Back at the Forge, Anya sat in a corner of the command center, her laptop glowing in the dim light. Her fingers moved over the keys, but her mind was elsewhere.
She watched Roman and Tanya through the glass of the med-bay. She saw the way they leaned into each other, the way their silhouettes seemed to merge into one. For the last year, Anya had been Roman's only constant. She had been the one to bring him coffee when he stayed up for seventy-two hours; she had been the one to listen to his silent grief.
A pang of something sharp and bitter—jealousy, though she hated herself for it—gnawed at her. She had spent a year helping Roman find his "miracle," but now that the miracle was here, Anya felt like an obsolete piece of hardware. She was no longer his partner in the shadows; she was just the girl in the hoodie again. Tanya's return meant Roman's heart was full, and there was no more room for the stray girl he had picked up along the way.
Don't be a brat, she told herself, wiping a stray tear with the back of her hand. Tanya survived hell. Angie is alive. That's what matters.
But as she looked at the red pulse on her screen—the signal coming from Angie's brain—her professional dread took over.
"Leroy!" she yelled, her voice cracking. "The signal isn't just a ping anymore. It's evolving.
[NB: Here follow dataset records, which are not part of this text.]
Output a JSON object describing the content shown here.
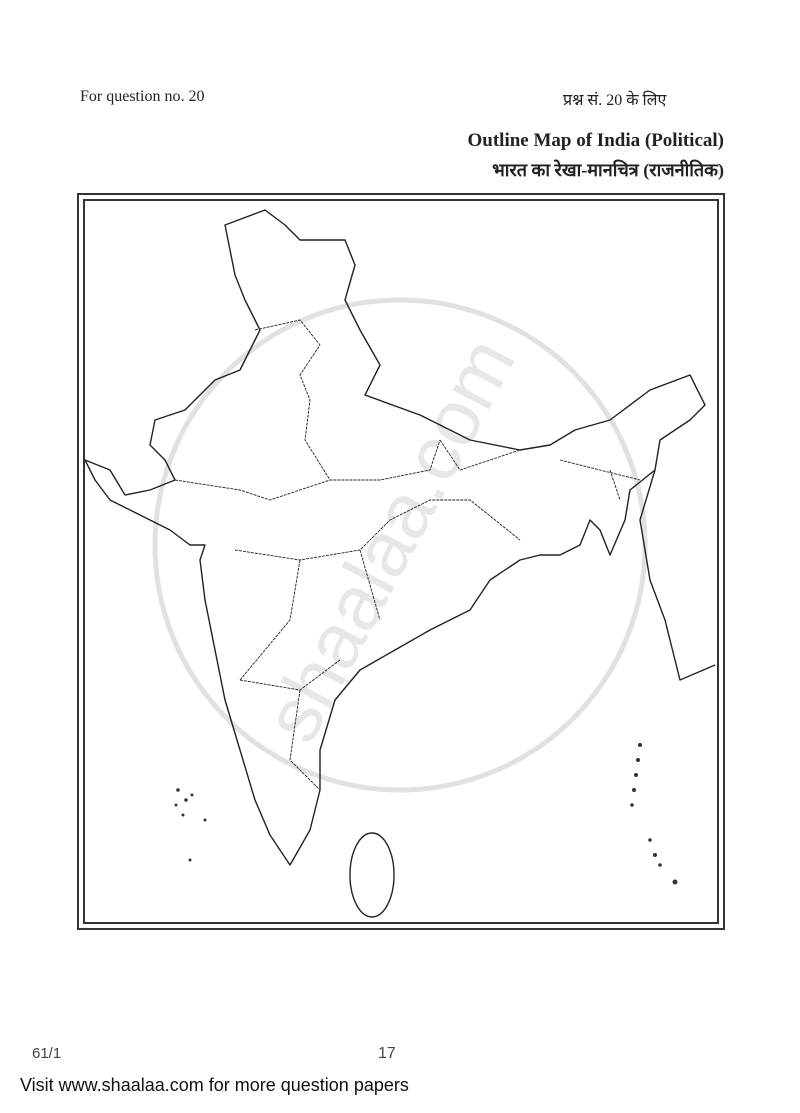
{
  "header": {
    "question_en": "For question no. 20",
    "question_hi": "प्रश्न सं. 20 के लिए",
    "title_en": "Outline Map of India (Political)",
    "title_hi": "भारत का रेखा-मानचित्र (राजनीतिक)"
  },
  "map": {
    "watermark": "shaalaa.com"
  },
  "footer": {
    "code": "61/1",
    "page_number": "17",
    "visit_text": "Visit www.shaalaa.com for more question papers"
  }
}
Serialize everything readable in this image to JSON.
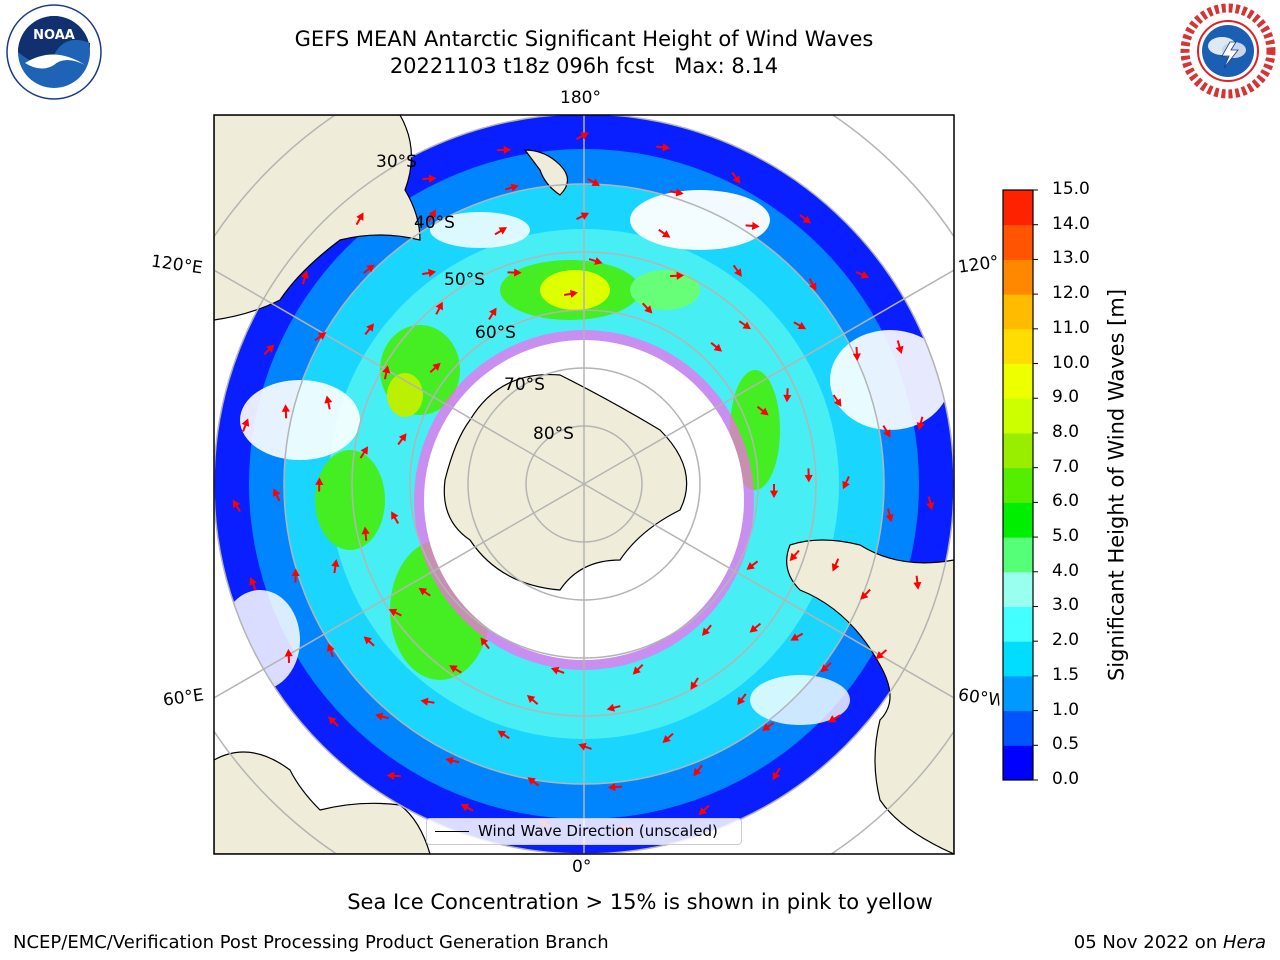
{
  "title": {
    "line1": "GEFS MEAN Antarctic Significant Height of Wind Waves",
    "line2": "20221103 t18z 096h fcst   Max: 8.14"
  },
  "map": {
    "longitude_labels": [
      "180°",
      "120°E",
      "120°",
      "60°E",
      "60°W",
      "0°"
    ],
    "latitude_labels": [
      "30°S",
      "40°S",
      "50°S",
      "60°S",
      "70°S",
      "80°S"
    ],
    "colors": {
      "land": "#efedd9",
      "ocean_no_data": "#ffffff",
      "gridlines": "#b4b4b4",
      "arrows": "#ff0000",
      "sea_ice": "#ff44ee"
    }
  },
  "legend": {
    "label": "Wind Wave Direction (unscaled)"
  },
  "colorbar": {
    "label": "Significant Height of Wind Waves [m]",
    "ticks": [
      "0.0",
      "0.5",
      "1.0",
      "1.5",
      "2.0",
      "3.0",
      "4.0",
      "5.0",
      "6.0",
      "7.0",
      "8.0",
      "9.0",
      "10.0",
      "11.0",
      "12.0",
      "13.0",
      "14.0",
      "15.0"
    ],
    "colors": [
      "#0000ff",
      "#0055ff",
      "#0099ff",
      "#00ddff",
      "#44ffff",
      "#99ffee",
      "#55ff77",
      "#00ee00",
      "#55ee00",
      "#99ee00",
      "#ccff00",
      "#eeff00",
      "#ffdd00",
      "#ffbb00",
      "#ff8800",
      "#ff5500",
      "#ff2200"
    ]
  },
  "caption": "Sea Ice Concentration > 15% is shown in pink to yellow",
  "footer": {
    "left": "NCEP/EMC/Verification Post Processing Product Generation Branch",
    "right_prefix": "05 Nov 2022 on ",
    "right_host": "Hera"
  },
  "logos": {
    "noaa": "NOAA",
    "nws": "NATIONAL WEATHER SERVICE"
  }
}
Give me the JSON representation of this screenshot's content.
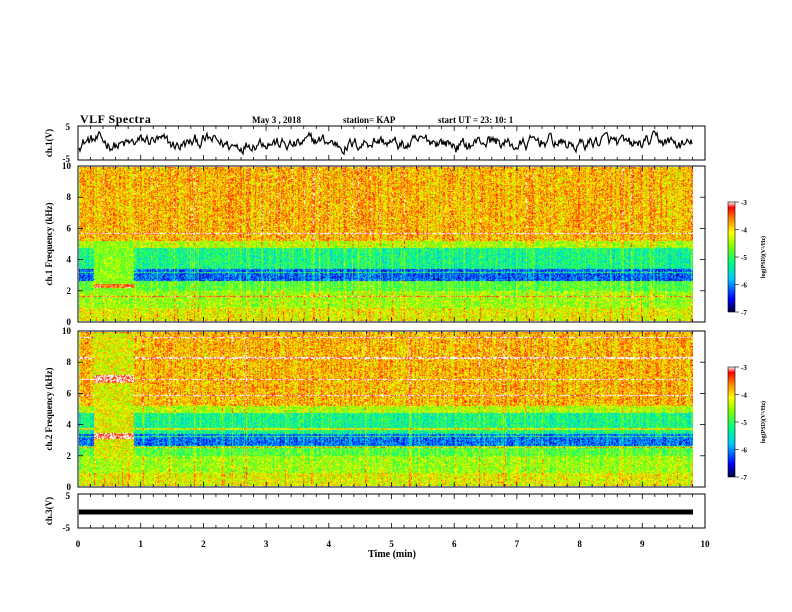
{
  "header": {
    "title": "VLF Spectra",
    "date": "May 3 , 2018",
    "station": "station= KAP",
    "start": "start UT = 23: 10: 1"
  },
  "chart_data": [
    {
      "type": "line",
      "name": "ch1-waveform",
      "ylabel": "ch.1(V)",
      "ylim": [
        -5,
        5
      ],
      "yticks": [
        "5",
        "-5"
      ],
      "xlim": [
        0,
        10
      ],
      "description_of_trace": "noisy waveform varying roughly between -3 and 3 V"
    },
    {
      "type": "heatmap",
      "name": "ch1-spectrogram",
      "ylabel": "ch.1 Frequency (kHz)",
      "ylim": [
        0,
        10
      ],
      "yticks": [
        "0",
        "2",
        "4",
        "6",
        "8",
        "10"
      ],
      "xlim": [
        0,
        9.85
      ],
      "colorbar": {
        "label": "log(PSD)(V²/Hz)",
        "range": [
          -7,
          -3
        ],
        "ticks": [
          "-3",
          "-4",
          "-5",
          "-6",
          "-7"
        ]
      }
    },
    {
      "type": "heatmap",
      "name": "ch2-spectrogram",
      "ylabel": "ch.2 Frequency (kHz)",
      "ylim": [
        0,
        10
      ],
      "yticks": [
        "0",
        "2",
        "4",
        "6",
        "8",
        "10"
      ],
      "xlim": [
        0,
        9.85
      ],
      "colorbar": {
        "label": "log(PSD)(V²/Hz)",
        "range": [
          -7,
          -3
        ],
        "ticks": [
          "-3",
          "-4",
          "-5",
          "-6",
          "-7"
        ]
      }
    },
    {
      "type": "line",
      "name": "ch3-waveform",
      "ylabel": "ch.3(V)",
      "ylim": [
        -5,
        5
      ],
      "yticks": [
        "5",
        "-5"
      ],
      "xlim": [
        0,
        10
      ],
      "description_of_trace": "flat line near -1 V"
    }
  ],
  "xaxis": {
    "label": "Time (min)",
    "ticks": [
      "0",
      "1",
      "2",
      "3",
      "4",
      "5",
      "6",
      "7",
      "8",
      "9",
      "10"
    ]
  }
}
The Protocol isn't just looking for her... it's trying to re-sync with her. It's like a remote update. If we don't sever the neural lace in the next twenty minutes, Vance won't need to capture her. He'll just flip a switch and shut her brain down from his office."
Leroy stormed over, his face grim.
"Can you block it?"
"I need to perform a digital lobotomy on a six-year-old's neural lace while being hunted by a god-complex AI," Anya said, her eyes snapping back to the screen with a fierce, desperate focus. "I can do it. But I need Roman and Tanya to hold her down. It's going to hurt, and she's going to scream. And if I miss by a millisecond... she doesn't wake up again."
Roman and Tanya appeared in the doorway, their faces pale. They had heard everything.
"Do it, Anya," Tanya said, her voice shaking but her eyes like flint.
"Save my daughter."
Anya looked at Tanya—the woman who had replaced her—and felt a sudden, profound respect. She turned back to her monitors.
"Okay. Everyone get ready. We're going dark in three... two... one..."
The lights in the Forge flickered and died, leaving them in a world of emergency red and the terrifying, silent hum of a digital war.